I've actually read numerous thing about Raimondo & record is pretty mixed. She has successfully stopped some of the money creep but she also gave away investing responsibility to Wall Street types who have both overcharged for their services and underperformed in terms of returns. Much of that was done in her post prior to becoming governor.
I think the big problem for these states is they are high cost of living, not gaining population at the same rates as other states and they let people claim benefits too early. I would let me work toward the full retirement but not start paying til they hit retirement age. In Rhode Island at one point fire fighters could start drawing at 20 years & when you throw in the last minute/6 month duration promotions some were getting at 19.5 years to spike their retirments you realize it is not sustainable. In theory you could see an 80 year old who collected a pension/retirement benefits for 40 years from a 20 year job tenure.
Places like Kentucky an SC are also grossly underfunded, I think it has more to do with the management of the pensions and bringing them under control. Many states politicians ignore the escalating costs and kick the can down the road, NJ is a perfect example of that. You can't allow pensions to escalate without raising employee donations or increasing taxes, obviously many governors have refused to address the shortfall. They want to get elected and want to have both public servants and taxpayers support them, they cannot have it both ways.

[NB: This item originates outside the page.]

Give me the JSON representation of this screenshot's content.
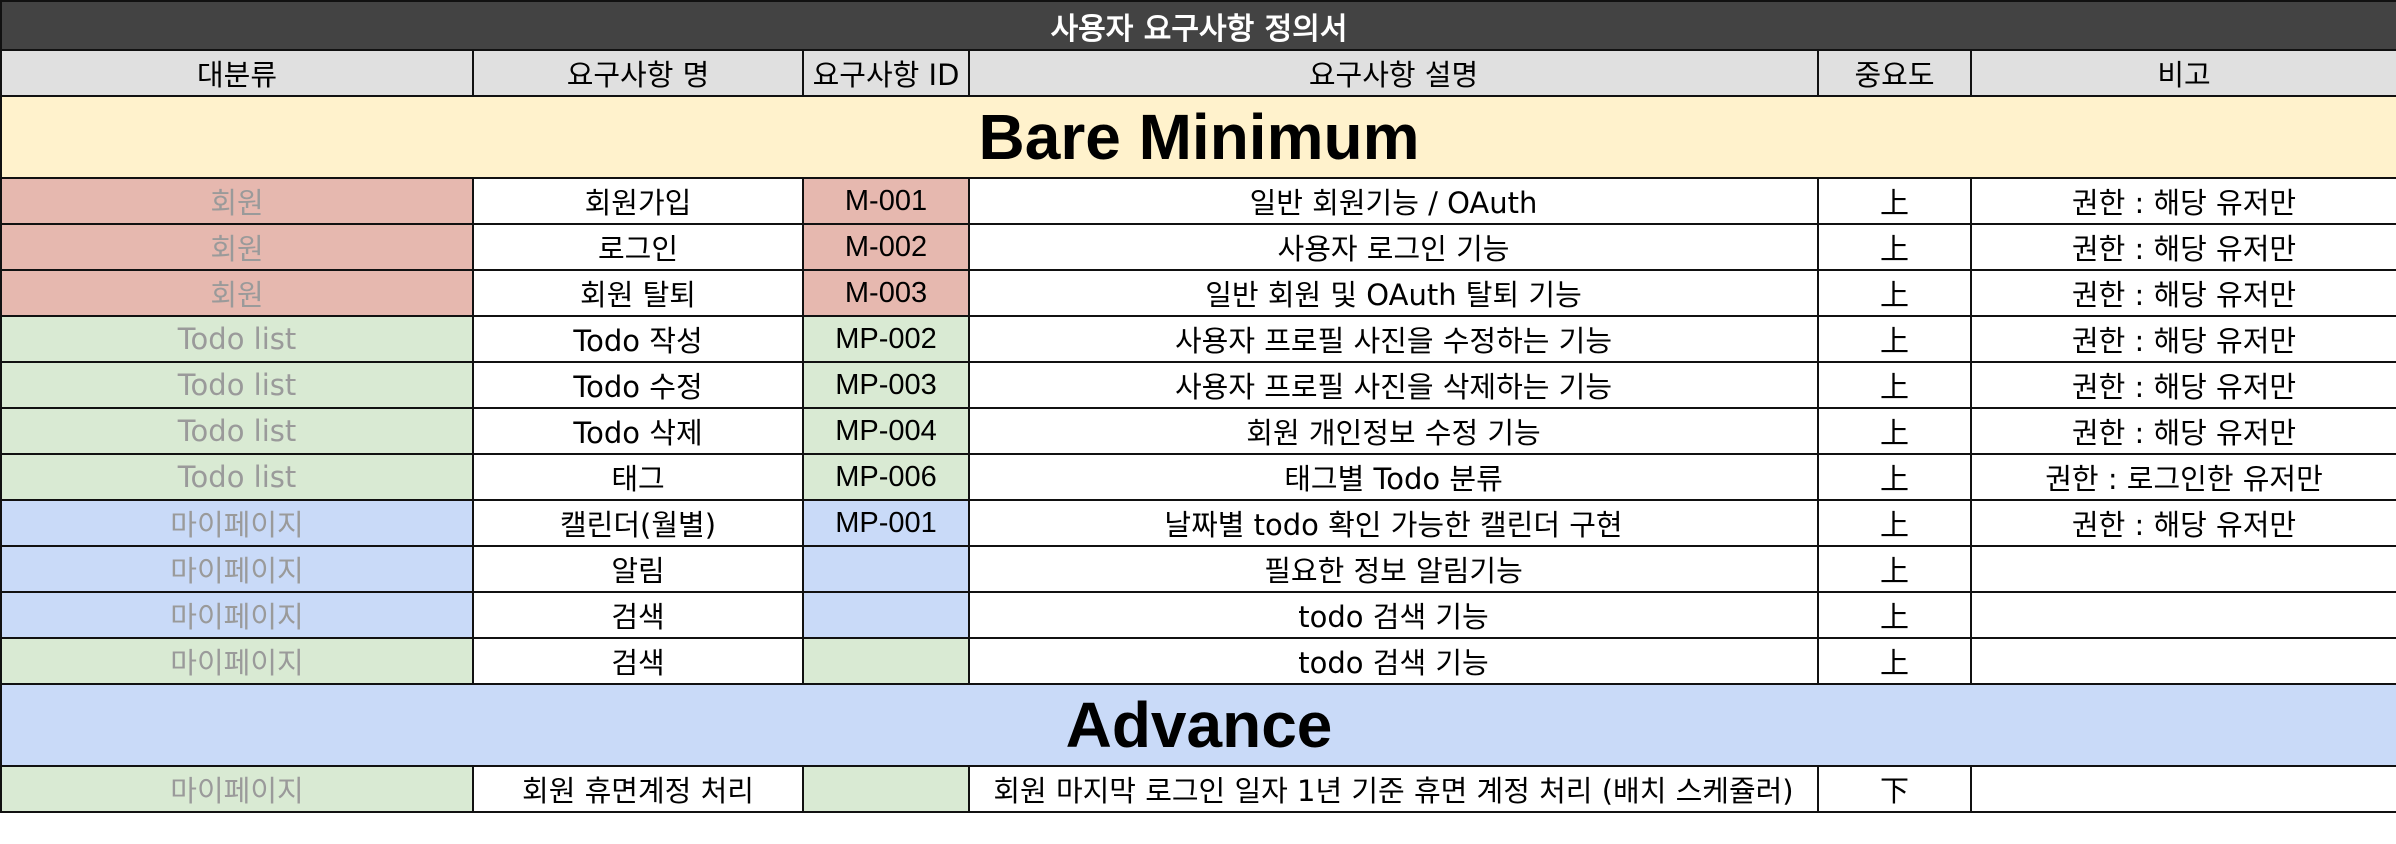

Like I said Rhode Island had options that other states do not in that it could limit retiree pensions. One of the ongoing problems in every state are the 8.25% targets for pension funds and also their reliance on the stock market, in reality some of the funds only returned around 2% at times. RI is still not out of the woods yet but they were on the verge of a disaster but it's always refreshing to see leadership stand up to reality.
NY State re-did it's pension system several times, there are actually people that never paid into the system back in the 1970's, then others that only paid in for 10 years, that has changed
Agree, but local and state employees were guaranteed MORE than that, hence the HUGE deficits in blue state public employee pension plan obligations.
I don't know that is what happened. In my case, beginning in year 10 of employment, I got yearly statements of what my pension would be at various years of service/age markers. Those didn't change , except for inflation adjustments, by more than a couple dollars from the first one until my retirement after 32 years.